Monday, April 20, 2009

Brit Hume ignored evidence that torture by U.S. is "recruiting tool" for terrorists









































Brit Hume ignored evidence that torture by U.S. is "recruiting tool" for terrorists
Brit Hume falsely suggested there is no evidence that the United States' use of torture has served as a "recruiting tool" for terrorist groups. In fact, military and FBI interrogators have stated that terrorists have employed the United States' use of torture and harsh interrogation techniques as a recruiting device.

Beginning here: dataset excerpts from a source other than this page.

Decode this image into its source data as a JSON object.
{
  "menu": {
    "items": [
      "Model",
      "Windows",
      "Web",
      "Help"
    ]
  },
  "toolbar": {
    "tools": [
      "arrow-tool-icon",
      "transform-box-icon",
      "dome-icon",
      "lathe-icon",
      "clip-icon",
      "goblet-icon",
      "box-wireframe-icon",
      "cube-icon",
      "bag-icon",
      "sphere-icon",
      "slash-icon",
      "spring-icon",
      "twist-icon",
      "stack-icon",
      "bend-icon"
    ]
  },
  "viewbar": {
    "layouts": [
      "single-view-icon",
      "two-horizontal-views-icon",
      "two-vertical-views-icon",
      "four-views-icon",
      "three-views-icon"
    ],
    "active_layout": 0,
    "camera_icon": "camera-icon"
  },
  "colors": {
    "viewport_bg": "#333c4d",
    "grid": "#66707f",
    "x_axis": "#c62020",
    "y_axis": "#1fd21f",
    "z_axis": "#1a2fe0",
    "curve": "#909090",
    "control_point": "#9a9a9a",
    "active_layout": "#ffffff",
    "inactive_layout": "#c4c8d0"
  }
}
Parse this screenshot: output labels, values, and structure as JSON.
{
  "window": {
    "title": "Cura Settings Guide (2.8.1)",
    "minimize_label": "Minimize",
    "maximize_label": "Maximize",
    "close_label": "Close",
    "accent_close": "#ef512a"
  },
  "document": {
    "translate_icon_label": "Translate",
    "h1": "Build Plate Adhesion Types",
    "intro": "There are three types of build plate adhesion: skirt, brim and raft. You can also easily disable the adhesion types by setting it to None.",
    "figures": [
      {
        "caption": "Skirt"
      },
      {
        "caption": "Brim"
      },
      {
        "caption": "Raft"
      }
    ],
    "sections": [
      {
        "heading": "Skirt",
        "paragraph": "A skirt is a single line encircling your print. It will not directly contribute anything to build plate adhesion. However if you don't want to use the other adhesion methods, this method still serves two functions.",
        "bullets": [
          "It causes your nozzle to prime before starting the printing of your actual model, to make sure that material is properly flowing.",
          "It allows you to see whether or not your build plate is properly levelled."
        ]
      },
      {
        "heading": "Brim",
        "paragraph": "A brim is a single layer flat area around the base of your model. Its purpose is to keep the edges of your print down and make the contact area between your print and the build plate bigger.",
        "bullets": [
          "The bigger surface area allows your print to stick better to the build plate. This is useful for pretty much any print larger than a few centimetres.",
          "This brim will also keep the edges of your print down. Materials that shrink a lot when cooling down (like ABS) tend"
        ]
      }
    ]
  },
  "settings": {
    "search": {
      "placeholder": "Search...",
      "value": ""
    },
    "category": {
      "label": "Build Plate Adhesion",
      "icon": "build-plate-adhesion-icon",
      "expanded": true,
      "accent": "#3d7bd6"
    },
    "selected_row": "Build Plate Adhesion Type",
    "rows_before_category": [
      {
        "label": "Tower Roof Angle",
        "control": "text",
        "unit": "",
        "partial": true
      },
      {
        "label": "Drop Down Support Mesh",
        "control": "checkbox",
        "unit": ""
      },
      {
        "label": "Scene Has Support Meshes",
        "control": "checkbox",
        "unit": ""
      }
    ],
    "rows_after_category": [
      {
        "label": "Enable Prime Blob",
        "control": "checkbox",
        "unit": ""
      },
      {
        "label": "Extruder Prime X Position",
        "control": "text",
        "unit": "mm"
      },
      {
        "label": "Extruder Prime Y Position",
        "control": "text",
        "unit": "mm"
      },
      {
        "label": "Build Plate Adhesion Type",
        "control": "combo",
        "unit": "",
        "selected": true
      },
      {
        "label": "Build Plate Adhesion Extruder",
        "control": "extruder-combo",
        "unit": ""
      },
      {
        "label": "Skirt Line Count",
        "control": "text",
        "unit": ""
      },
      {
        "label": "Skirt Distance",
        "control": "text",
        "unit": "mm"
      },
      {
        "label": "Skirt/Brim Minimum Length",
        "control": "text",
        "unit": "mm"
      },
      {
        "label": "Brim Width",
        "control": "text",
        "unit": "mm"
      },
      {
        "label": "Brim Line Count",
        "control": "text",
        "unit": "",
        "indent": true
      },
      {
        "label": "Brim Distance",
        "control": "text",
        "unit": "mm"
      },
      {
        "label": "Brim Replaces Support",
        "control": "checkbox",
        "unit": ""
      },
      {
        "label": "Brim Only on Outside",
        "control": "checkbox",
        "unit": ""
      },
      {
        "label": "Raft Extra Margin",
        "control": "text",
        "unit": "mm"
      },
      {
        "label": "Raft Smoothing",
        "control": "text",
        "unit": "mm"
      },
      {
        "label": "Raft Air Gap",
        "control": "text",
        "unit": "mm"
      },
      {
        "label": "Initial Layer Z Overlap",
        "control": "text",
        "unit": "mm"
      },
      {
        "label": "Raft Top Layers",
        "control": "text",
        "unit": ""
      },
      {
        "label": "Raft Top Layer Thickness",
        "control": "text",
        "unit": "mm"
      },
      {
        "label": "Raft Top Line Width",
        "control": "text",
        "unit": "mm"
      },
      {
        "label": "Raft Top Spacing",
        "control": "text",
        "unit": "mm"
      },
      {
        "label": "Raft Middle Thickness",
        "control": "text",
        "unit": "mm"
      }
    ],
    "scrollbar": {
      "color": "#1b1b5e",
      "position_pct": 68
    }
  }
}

During the April 19 edition of Fox Broadcasting Co.'s Fox News Sunday, Fox News senior political analyst Brit Hume falsely suggested there is no evidence that the United States' use of torture has served as a "recruiting tool" for terrorist groups. Responding to the suggestion from NPR national political correspondent Mara Liasson that terrorist groups will no longer be able to point to U.S. interrogation techniques to boost recruitment, Hume stated: "Oh, as a recruiting tool? Where's the evidence of that?" In fact, military and FBI interrogators have stated that terrorists have employed the United States' use of torture and harsh interrogation techniques as a recruiting device. For instance, using the pseudonym Matthew Alexander, an Air Force senior interrogator who was in Iraq in 2006 wrote: "I learned in Iraq that the No. 1 reason foreign fighters flocked there to fight were the abuses carried out at Abu Ghraib and Guantanamo. Our policy of torture was directly and swiftly recruiting fighters for al-Qaeda in Iraq."

Alexander further wrote in his November 30, 2008, Washington Post op-ed that "[i]t's no exaggeration to say that at least half of our losses and casualties in that country have come at the hands of foreigners who joined the fray because of our program of detainee abuse."